Live Performance | Ministry / The Melvins / Corrosion of Conformity, Madison Theater, Covington, Kentucky

The concept of time seemed to be a recurring theme throughout the evening as Corrosion of Conformity, Melvins, and Ministry pounded the near capacity crowd at the Madison Theater on March 5: time lost, reclaimed, remembered, and generational. It was on this unseasonably warm evening on the other side of the Ohio River from Cincinnati where many appeared to reclaim some sense of enjoying the once common behavior of packing a godawful loud-ass rock show for the sake of exorcising whatever demons needed their rightful evictions.

The crowd also seemed to cross generational lines; from the 50-something Wax Trax! tanker boot crew right on down to at least one pre-teen, equipped with noise canceling headphones and clearly the coolest parents in the area.

While there seemed to be nary a frown in the building, the award for Happiest F*ckers in the Room easily went to COC who removed the leather rock ‘n’ roll strap and repeatedly belted the receptive audience with the likes of “Bottom Feeder (El Que Come Abajo)” and “Albatross” with lead singer Pepper Keenan thanking the crowd and “Uncle” Al Jourgensen of Ministry throughout.

While still in the first week of this U.S. tour, the blues metal machinery of COC chugged and pounded along tightly as though they were in their third straight month out. Though it’s true the highlight of their set is debatable by hardcore COC fans, it’s hard to dismiss how “Vote with a Bullet” hit every bit as hard on this night as it did off their third studio release Blind in 1991.

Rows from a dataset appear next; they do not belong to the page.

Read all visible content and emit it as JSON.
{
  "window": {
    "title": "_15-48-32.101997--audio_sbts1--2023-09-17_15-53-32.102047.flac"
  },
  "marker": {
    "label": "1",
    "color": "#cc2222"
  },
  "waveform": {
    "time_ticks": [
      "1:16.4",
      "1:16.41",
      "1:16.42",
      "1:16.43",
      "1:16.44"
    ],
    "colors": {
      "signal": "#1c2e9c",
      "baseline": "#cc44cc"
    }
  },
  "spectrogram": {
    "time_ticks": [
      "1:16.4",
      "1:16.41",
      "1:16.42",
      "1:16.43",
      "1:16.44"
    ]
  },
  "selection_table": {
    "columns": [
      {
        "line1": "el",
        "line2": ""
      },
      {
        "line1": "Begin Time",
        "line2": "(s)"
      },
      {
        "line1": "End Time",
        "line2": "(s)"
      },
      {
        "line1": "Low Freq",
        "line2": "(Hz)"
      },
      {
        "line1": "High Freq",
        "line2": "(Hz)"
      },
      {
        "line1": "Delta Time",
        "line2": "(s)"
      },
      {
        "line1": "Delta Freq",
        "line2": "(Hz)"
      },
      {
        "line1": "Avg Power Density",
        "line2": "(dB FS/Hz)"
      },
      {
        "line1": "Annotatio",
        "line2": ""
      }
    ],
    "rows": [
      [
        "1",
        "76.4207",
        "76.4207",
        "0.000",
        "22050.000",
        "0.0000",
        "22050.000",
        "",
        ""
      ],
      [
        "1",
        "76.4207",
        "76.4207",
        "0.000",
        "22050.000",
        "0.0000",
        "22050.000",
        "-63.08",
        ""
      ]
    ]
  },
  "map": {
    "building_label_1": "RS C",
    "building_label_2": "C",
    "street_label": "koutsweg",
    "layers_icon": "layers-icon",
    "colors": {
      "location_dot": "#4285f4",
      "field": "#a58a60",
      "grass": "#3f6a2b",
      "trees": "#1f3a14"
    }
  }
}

Though it’s also verifiable that no one sounds quite like Melvins, reactions to their brand of sludge metal performances have varied over the years. I’ve seen crowds at their shows range on a scale of Mostly Indifferent to Losing One’s Sh*t. Tonight was somewhere in between, though it wasn’t for lack of effort from guitarist/vocalist and chief wondrous weirdo King Buzzo. He and drummer Dale Crover gave the audience everything they had through massive songs like “Anaconda” from ‘91’s Bullhead and “Evil New War God” off 2010’s The Bride Screamed Murder alike. Relative “new guy” (since 2015) Steve McDonald (Redd Kross) worked his Thunderbird bass like a prom date with just a touch of humor to take the edge off. But it was witnessing the trio blast through “Honey Bucket” — a song nearly 30 years old – and making it sound every bit as relevant now as it was then that was a particular pleasure. 

There was an audible change in the crowd banter as Ministry’s crew began to erect the familiar fence from more than 30 years earlier. Jourgensen and Co. had intended to celebrate the 30th anniversary of their landmark 1989 album The Mind Is a Terrible Thing to Taste earlier, however, the pandemic and support bands signing on and then having to sign off the tour interfered with said plans.  

The band wasted little time in getting the celebration under way by opening with “Breathe” before going further back in time with three straight cuts from The Land of Rape and Honey (“The Missing”, Deity”, and club classic “Stigmata”).

At one point, Jourgensen joked with the crowd regarding the slight confusion of whether Madison Theater was considered more of a Covington or Cincinnati venue. “How many people here are from Covington?” to which he got a few dozen cheers. “How many people are from Cincinnati?” which was met with a definitive roar. “Well, it’s great to be in Cincinnati!” he quipped.

Then Jourgensen cleverly let the intensity level die down to introduce songs recorded by his side projects around the same time …Taste was being made before the band banged out the 1,000 Homo DJs’ cover of “Supernaut” by Black Sabbath. The ensuing result was instant ape sh*t from nearly everyone in the house. Diehards were pleased to hear Pailhead cuts “Don’t Stand In Line” and “Man Should Surrender” — Jourgensen’s brief, but very spin-worthy, collaboration with Ian McKaye (Minor Threat, Fugazi). Perhaps their inclusion was not so coincidental given the recent re-release of Pailhead’s Trait EP, but they were appreciated all the same. Then the Ministry monster returned to roar through a mixture of beloved tracks from both …Taste and Psalm 69 with a strong finish to which almost no fan could offer a complaint.

Before returning for an encore, the projection screen flashed touching images of Ministry members lost over the decades, including former drummer Bill Rieflin, who succumbed to cancer in 2020. Then came the reminder the band has a new album to promote in the form of Moral Hygiene.

The 15th studio release from Ministry is a collection of songs that continue to cover the familiar sociopolitical grounds, but the vibe isn’t as dark as past releases. The encore kicked off with the album’s first single, “Alert Level”, which was received well considering the previous hour of heavier material. Ministry concluded the night with the next two singles, “Good Trouble” and a head-bob version of the Stooges cover “Search and Destroy”.

It had likely been a long time since most of the crowd had been to a show of this magnitude, and even longer since they had seen Ministry and the like. While there may be no such thing as lost time reclaimed, it did seem as though it were possible for a few hours.